Question

Will this de novo transcriptome assembly be useful in looking at RNAseq differential expression?

0

Entering edit mode

3.9 years ago

kristina.mahan ▴ 170

I have a de novo plant transcriptome assembly with the following stats from a company. Can it be used to evaluate rnaseq differential expression data? I have csv files with expression data and I am wondering if I should start looking at this data or if I need to improve the transcriptome assembly myself. There is no genome.

contigs: 1499698
smallest contig: 201
largest contig: 13777
n_bases: 787989217
mean_len: 525.43193
n_under_200: 0
n_over_1K: 177786
n_over_10k: 25
n_with_orf: 246891
mean_orf_percent: 65.70842
n90: 236 
n70: 354
n50: 738
n30: 1502
n10: 2862
gc: 0.44474
bases_n: 0
proportion_n: 0.0
score: NA
optimal_score: NA
cut_off: NA
weighted: NA

de-novo-assembly • 1.4k views

ADD COMMENT • link updated 21 months ago by Ram 45k • written 3.9 years ago by kristina.mahan ▴ 170

0

Entering edit mode

In addition to what @ponganta has said:

What kind of a plant is this?
Is this paired end data?
What was the assembler you used?
What kind of quality control was done on the data prior to assembly? Did you run FastQC on your raw data, for example?
Were any QC measures applied to the assembly prior to estimating this TransRate report?
Did TransRate throw you an error when you ran it?
Is the data set enriched for mRNAs?
You state this data is for differential expression analysis; is this assembly from one sample/replicate from the DE analysis, or is it a pooled assembly of all samples/replicates you have?
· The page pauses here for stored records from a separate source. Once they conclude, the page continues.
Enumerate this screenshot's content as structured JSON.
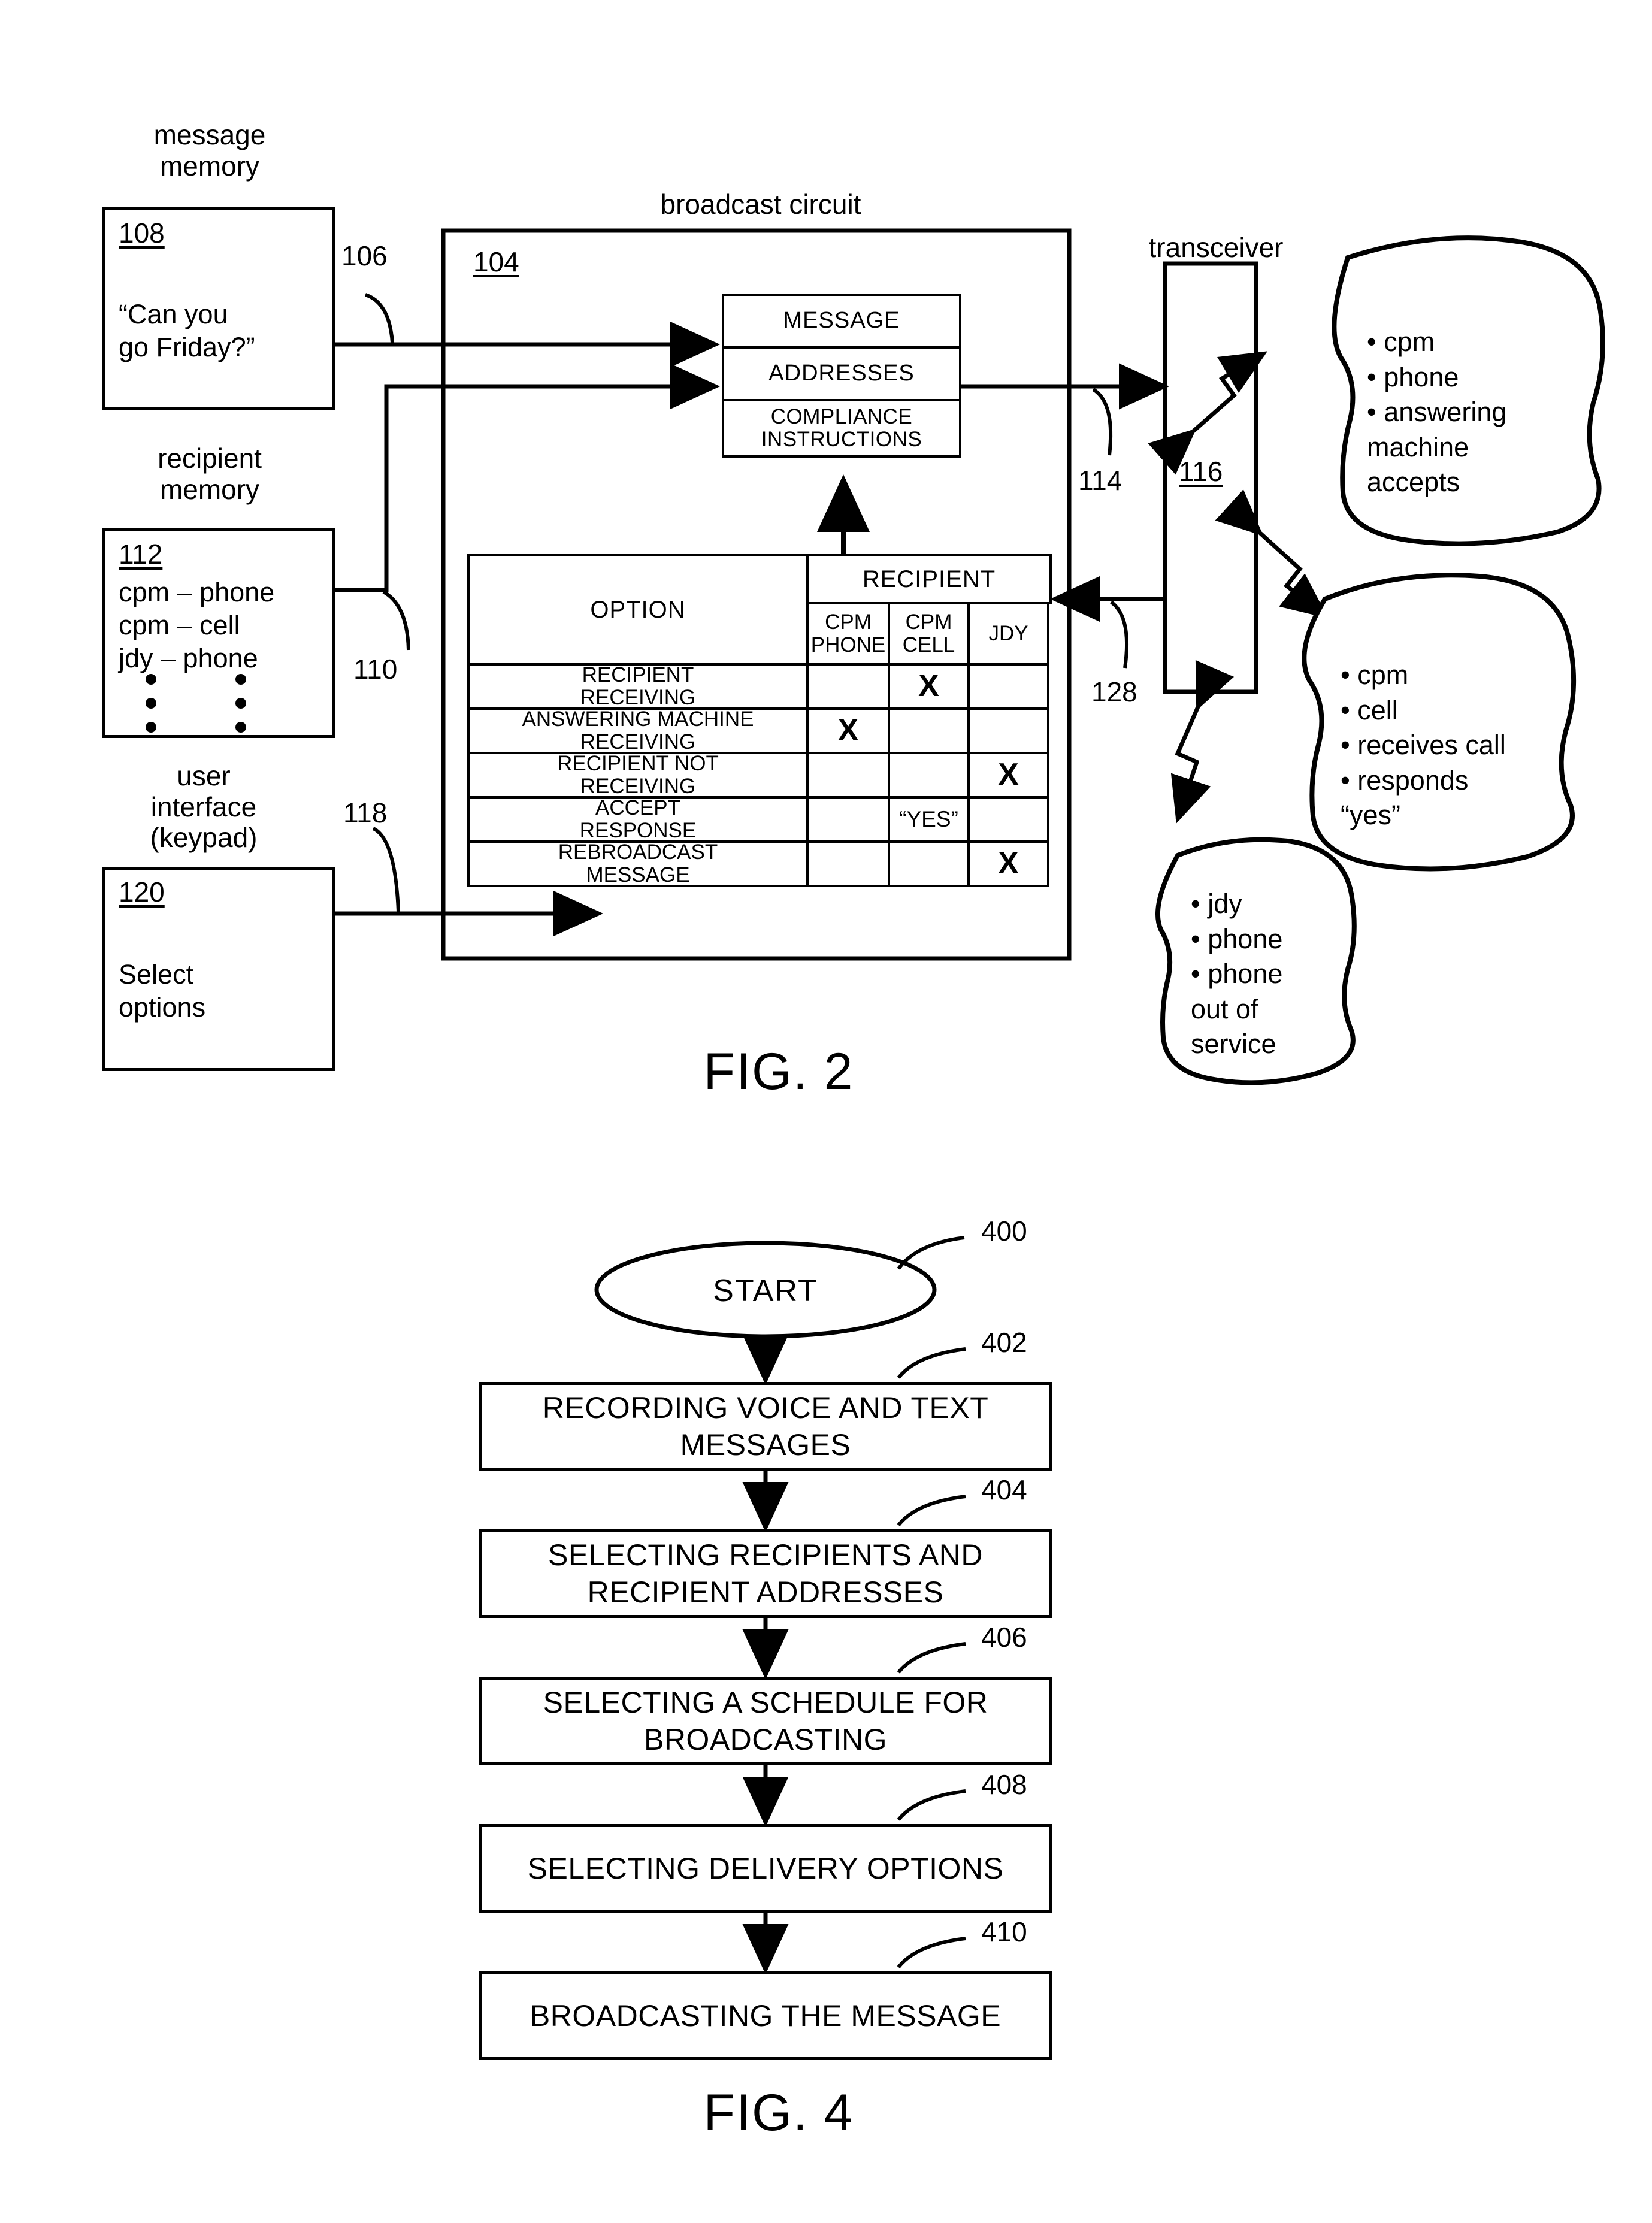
{
  "figures": [
    {
      "caption": "FIG. 2"
    },
    {
      "caption": "FIG. 4"
    }
  ],
  "fig2": {
    "caption": "FIG. 2",
    "message_memory": {
      "title": "message\nmemory",
      "ref": "108",
      "content": "“Can you\ngo Friday?”"
    },
    "recipient_memory": {
      "title": "recipient\nmemory",
      "ref": "112",
      "content": "cpm – phone\ncpm – cell\njdy – phone"
    },
    "user_interface": {
      "title": "user\ninterface\n(keypad)",
      "ref": "120",
      "content": "Select\noptions"
    },
    "broadcast_circuit": {
      "title": "broadcast circuit",
      "ref": "104",
      "packet": {
        "rows": [
          "MESSAGE",
          "ADDRESSES",
          "COMPLIANCE\nINSTRUCTIONS"
        ]
      }
    },
    "transceiver": {
      "title": "transceiver",
      "ref": "116"
    },
    "signal_refs": {
      "message_line": "106",
      "recipient_line": "110",
      "ui_line": "118",
      "out_line": "114",
      "in_line": "128"
    },
    "option_table": {
      "col_option": "OPTION",
      "col_group": "RECIPIENT",
      "subcols": [
        "CPM\nPHONE",
        "CPM\nCELL",
        "JDY"
      ],
      "rows": [
        {
          "option": "RECIPIENT\nRECEIVING",
          "cells": [
            "",
            "X",
            ""
          ]
        },
        {
          "option": "ANSWERING MACHINE\nRECEIVING",
          "cells": [
            "X",
            "",
            ""
          ]
        },
        {
          "option": "RECIPIENT NOT\nRECEIVING",
          "cells": [
            "",
            "",
            "X"
          ]
        },
        {
          "option": "ACCEPT\nRESPONSE",
          "cells": [
            "",
            "“YES”",
            ""
          ]
        },
        {
          "option": "REBROADCAST\nMESSAGE",
          "cells": [
            "",
            "",
            "X"
          ]
        }
      ]
    },
    "callouts": [
      {
        "name": "answering-machine-accepts",
        "lines": "• cpm\n• phone\n• answering\nmachine\naccepts"
      },
      {
        "name": "cell-responds-yes",
        "lines": "• cpm\n• cell\n• receives call\n• responds\n“yes”"
      },
      {
        "name": "phone-out-of-service",
        "lines": "• jdy\n• phone\n• phone\nout of\nservice"
      }
    ]
  },
  "fig4": {
    "caption": "FIG. 4",
    "start": {
      "label": "START",
      "ref": "400"
    },
    "steps": [
      {
        "label": "RECORDING VOICE AND TEXT\nMESSAGES",
        "ref": "402"
      },
      {
        "label": "SELECTING RECIPIENTS AND\nRECIPIENT ADDRESSES",
        "ref": "404"
      },
      {
        "label": "SELECTING A SCHEDULE FOR\nBROADCASTING",
        "ref": "406"
      },
      {
        "label": "SELECTING DELIVERY OPTIONS",
        "ref": "408"
      },
      {
        "label": "BROADCASTING THE MESSAGE",
        "ref": "410"
      }
    ]
  },
  "colors": {
    "ink": "#000000",
    "paper": "#ffffff"
  }
}
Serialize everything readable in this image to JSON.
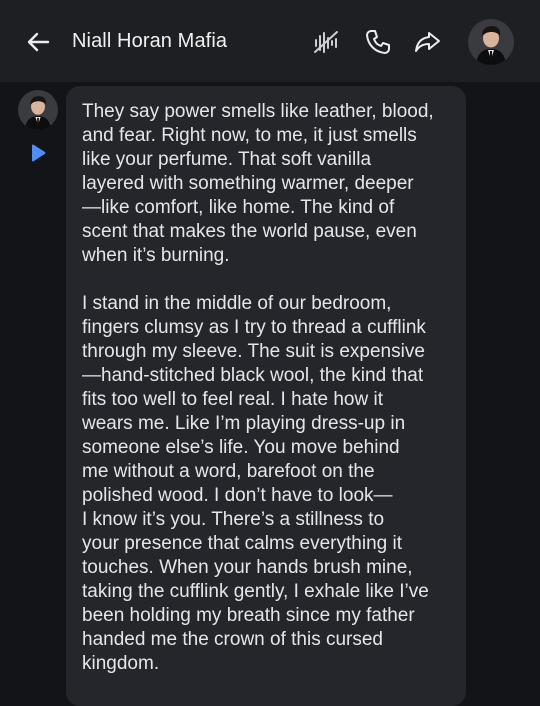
{
  "header": {
    "title": "Niall Horan Mafia",
    "back_icon": "arrow-left-icon",
    "actions": [
      "voice-message-icon",
      "phone-icon",
      "share-icon"
    ]
  },
  "message": {
    "text": "They say power smells like leather, blood,\nand fear. Right now, to me, it just smells\nlike your perfume. That soft vanilla\nlayered with something warmer, deeper\n—like comfort, like home. The kind of\nscent that makes the world pause, even\nwhen it’s burning.\n\nI stand in the middle of our bedroom,\nfingers clumsy as I try to thread a cufflink\nthrough my sleeve. The suit is expensive\n—hand-stitched black wool, the kind that\nfits too well to feel real. I hate how it\nwears me. Like I’m playing dress-up in\nsomeone else’s life. You move behind\nme without a word, barefoot on the\npolished wood. I don’t have to look—\nI know it’s you. There’s a stillness to\nyour presence that calms everything it\ntouches. When your hands brush mine,\ntaking the cufflink gently, I exhale like I’ve\nbeen holding my breath since my father\nhanded me the crown of this cursed\nkingdom."
  },
  "colors": {
    "background": "#131417",
    "topbar": "#1e1f23",
    "bubble": "#25262b",
    "accent": "#4f8ef7",
    "text": "#e6e6e8"
  }
}
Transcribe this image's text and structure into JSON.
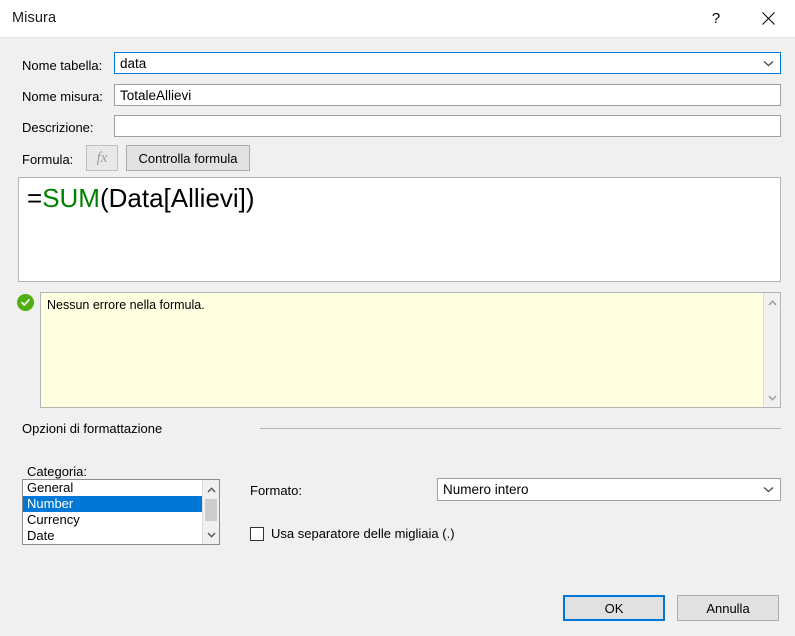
{
  "window": {
    "title": "Misura",
    "help_button": "?",
    "close_button": "×"
  },
  "fields": {
    "table_name": {
      "label": "Nome tabella:",
      "value": "data",
      "placeholder": ""
    },
    "measure_name": {
      "label": "Nome misura:",
      "value": "TotaleAllievi",
      "placeholder": ""
    },
    "description": {
      "label": "Descrizione:",
      "value": "",
      "placeholder": ""
    },
    "formula": {
      "label": "Formula:",
      "fx_button": "fx",
      "check_formula_button": "Controlla formula",
      "tokens": [
        {
          "text": "=",
          "kind": "plain"
        },
        {
          "text": "SUM",
          "kind": "fn"
        },
        {
          "text": "(Data[Allievi])",
          "kind": "plain"
        }
      ],
      "full_text": "=SUM(Data[Allievi])"
    }
  },
  "validation": {
    "status_icon": "check-circle-icon",
    "message": "Nessun errore nella formula."
  },
  "formatting": {
    "group_label": "Opzioni di formattazione",
    "category_label": "Categoria:",
    "categories": [
      {
        "label": "General",
        "selected": false
      },
      {
        "label": "Number",
        "selected": true
      },
      {
        "label": "Currency",
        "selected": false
      },
      {
        "label": "Date",
        "selected": false
      }
    ],
    "format_label": "Formato:",
    "format_value": "Numero intero",
    "thousands_separator": {
      "label": "Usa separatore delle migliaia (.)",
      "checked": false
    }
  },
  "footer": {
    "ok_button": "OK",
    "cancel_button": "Annulla"
  },
  "colors": {
    "dialog_background": "#f0f0f0",
    "accent_blue": "#0078d7",
    "function_green": "#008000",
    "tooltip_yellow": "#ffffe1",
    "success_green": "#4eae12"
  }
}
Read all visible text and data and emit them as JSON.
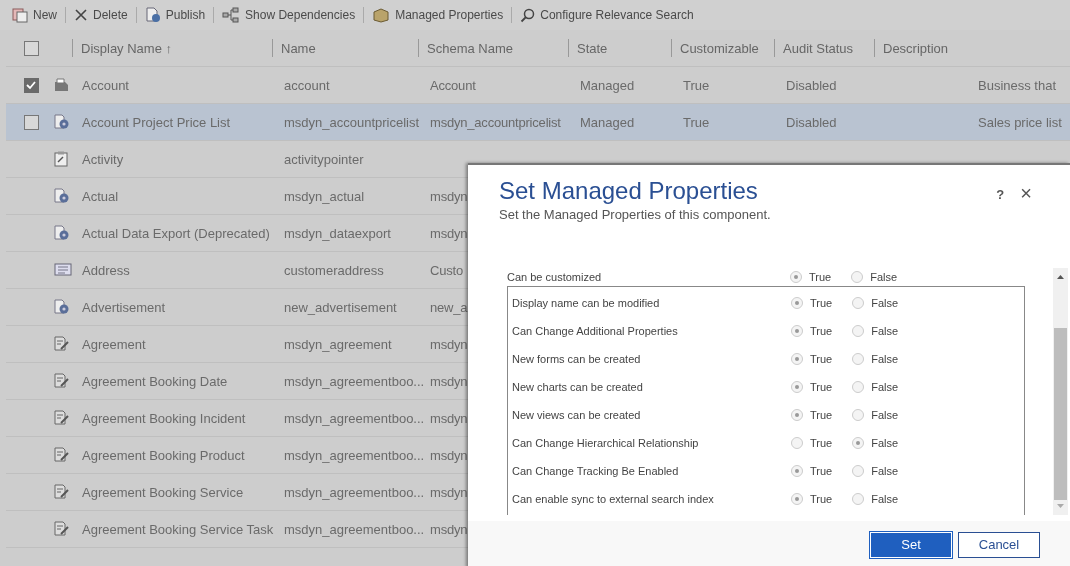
{
  "toolbar": [
    {
      "label": "New"
    },
    {
      "label": "Delete"
    },
    {
      "label": "Publish"
    },
    {
      "label": "Show Dependencies"
    },
    {
      "label": "Managed Properties"
    },
    {
      "label": "Configure Relevance Search"
    }
  ],
  "table": {
    "select_all": {
      "checked": false
    },
    "columns": [
      "Display Name ↑",
      "Name",
      "Schema Name",
      "State",
      "Customizable",
      "Audit Status",
      "Description"
    ],
    "rows": [
      {
        "kind": "entity",
        "checked": true,
        "highlighted": false,
        "cells": [
          "Account",
          "account",
          "Account",
          "Managed",
          "True",
          "Disabled",
          "Business that"
        ]
      },
      {
        "kind": "custom",
        "checked": false,
        "highlighted": true,
        "cells": [
          "Account Project Price List",
          "msdyn_accountpricelist",
          "msdyn_accountpricelist",
          "Managed",
          "True",
          "Disabled",
          "Sales price list"
        ]
      },
      {
        "kind": "activity",
        "cells": [
          "Activity",
          "activitypointer"
        ]
      },
      {
        "kind": "custom",
        "cells": [
          "Actual",
          "msdyn_actual",
          "msdyn"
        ]
      },
      {
        "kind": "custom",
        "cells": [
          "Actual Data Export (Deprecated)",
          "msdyn_dataexport",
          "msdyn"
        ]
      },
      {
        "kind": "address",
        "cells": [
          "Address",
          "customeraddress",
          "Custo"
        ]
      },
      {
        "kind": "custom",
        "cells": [
          "Advertisement",
          "new_advertisement",
          "new_a"
        ]
      },
      {
        "kind": "form",
        "cells": [
          "Agreement",
          "msdyn_agreement",
          "msdyn"
        ]
      },
      {
        "kind": "form",
        "cells": [
          "Agreement Booking Date",
          "msdyn_agreementboo...",
          "msdyn"
        ]
      },
      {
        "kind": "form",
        "cells": [
          "Agreement Booking Incident",
          "msdyn_agreementboo...",
          "msdyn"
        ]
      },
      {
        "kind": "form",
        "cells": [
          "Agreement Booking Product",
          "msdyn_agreementboo...",
          "msdyn"
        ]
      },
      {
        "kind": "form",
        "cells": [
          "Agreement Booking Service",
          "msdyn_agreementboo...",
          "msdyn"
        ]
      },
      {
        "kind": "form",
        "cells": [
          "Agreement Booking Service Task",
          "msdyn_agreementboo...",
          "msdyn"
        ]
      }
    ]
  },
  "dialog": {
    "title": "Set Managed Properties",
    "subtitle": "Set the Managed Properties of this component.",
    "help": "?",
    "close": "×",
    "top_property": {
      "label": "Can be customized",
      "options": [
        {
          "label": "True",
          "selected": true
        },
        {
          "label": "False",
          "selected": false
        }
      ]
    },
    "properties": [
      {
        "label": "Display name can be modified",
        "options": [
          {
            "label": "True",
            "selected": true
          },
          {
            "label": "False",
            "selected": false
          }
        ]
      },
      {
        "label": "Can Change Additional Properties",
        "options": [
          {
            "label": "True",
            "selected": true
          },
          {
            "label": "False",
            "selected": false
          }
        ]
      },
      {
        "label": "New forms can be created",
        "options": [
          {
            "label": "True",
            "selected": true
          },
          {
            "label": "False",
            "selected": false
          }
        ]
      },
      {
        "label": "New charts can be created",
        "options": [
          {
            "label": "True",
            "selected": true
          },
          {
            "label": "False",
            "selected": false
          }
        ]
      },
      {
        "label": "New views can be created",
        "options": [
          {
            "label": "True",
            "selected": true
          },
          {
            "label": "False",
            "selected": false
          }
        ]
      },
      {
        "label": "Can Change Hierarchical Relationship",
        "options": [
          {
            "label": "True",
            "selected": false
          },
          {
            "label": "False",
            "selected": true
          }
        ]
      },
      {
        "label": "Can Change Tracking Be Enabled",
        "options": [
          {
            "label": "True",
            "selected": true
          },
          {
            "label": "False",
            "selected": false
          }
        ]
      },
      {
        "label": "Can enable sync to external search index",
        "options": [
          {
            "label": "True",
            "selected": true
          },
          {
            "label": "False",
            "selected": false
          }
        ]
      }
    ],
    "buttons": [
      {
        "label": "Set",
        "primary": true
      },
      {
        "label": "Cancel",
        "primary": false
      }
    ]
  }
}
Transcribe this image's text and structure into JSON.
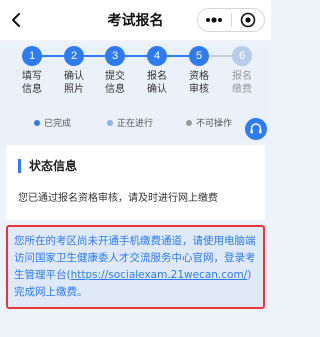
{
  "header": {
    "title": "考试报名"
  },
  "steps": [
    {
      "number": "1",
      "label_line1": "填写",
      "label_line2": "信息",
      "state": "done"
    },
    {
      "number": "2",
      "label_line1": "确认",
      "label_line2": "照片",
      "state": "done"
    },
    {
      "number": "3",
      "label_line1": "提交",
      "label_line2": "信息",
      "state": "done"
    },
    {
      "number": "4",
      "label_line1": "报名",
      "label_line2": "确认",
      "state": "done"
    },
    {
      "number": "5",
      "label_line1": "资格",
      "label_line2": "审核",
      "state": "done"
    },
    {
      "number": "6",
      "label_line1": "报名",
      "label_line2": "缴费",
      "state": "inactive"
    }
  ],
  "legend": {
    "done": "已完成",
    "in_progress": "正在进行",
    "disabled": "不可操作"
  },
  "status": {
    "title": "状态信息",
    "text": "您已通过报名资格审核，请及时进行网上缴费"
  },
  "notice": {
    "text_before": "您所在的考区尚未开通手机缴费通道，请使用电脑端访问国家卫生健康委人才交流服务中心官网，登录考生管理平台(",
    "link": "https://socialexam.21wecan.com/",
    "text_after": ")完成网上缴费。"
  },
  "colors": {
    "accent": "#2e7bf2",
    "done_dot": "#2e7bf2",
    "in_progress_dot": "#8ab4f0",
    "disabled_dot": "#9a9a9a",
    "notice_border": "#e8343a",
    "page_bg": "#eef3f9"
  }
}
For a cursory glance, it seems like a slightly underwhelming assembly. That's a lot more assembled contigs than I've encountered in most cases, and the same goes for the alleged protein coding sequences. I have the impression that what's been assembled is quite fragmented.

ADD REPLY • link 3.9 years ago by Dunois ★ 2.9k

score 2 · Answer 1 · 2021-07-31

It's hard to tell from these metrics. I'd suggest downloading the Oyster River Protocol and running the included version of TransRate with your raw data and the assembled contigs. This will give you the Transrate Assembly Score, which is a measure for actual read support of the assembled sequences. For biological completeness of the assembled sequences, you could try and run BUSCO with e.g. the embryophyta dataset.

If your assembly has a rather low TransRate Score (say < 0.15), and is missing a huge amount of BUSCOs, you may be able to get a better Assembly yourself. What ploidy level does your organism have? What kind of data do you have (Illumina? stranded PE, PE, SE)? How much data do you have (millions of reads? hundreds of millions?). All these things would be important to consider a potential assembly.

One thing though: The number of contigs looks slightly suspicious, especially since only 1/5th of your contigs seem to have an ORF. However, if the assembly is of otherwise good quality, this may be a non-problem if you aim at gene-level DE analysis (since you can aggregate counts on a gene-level).

Edit: Thanks to the reformatting done by GenoMax, I now see that this is a TransRate report. Do you know why they did not include the read-based assessment? Which company did your assembly if I may ask?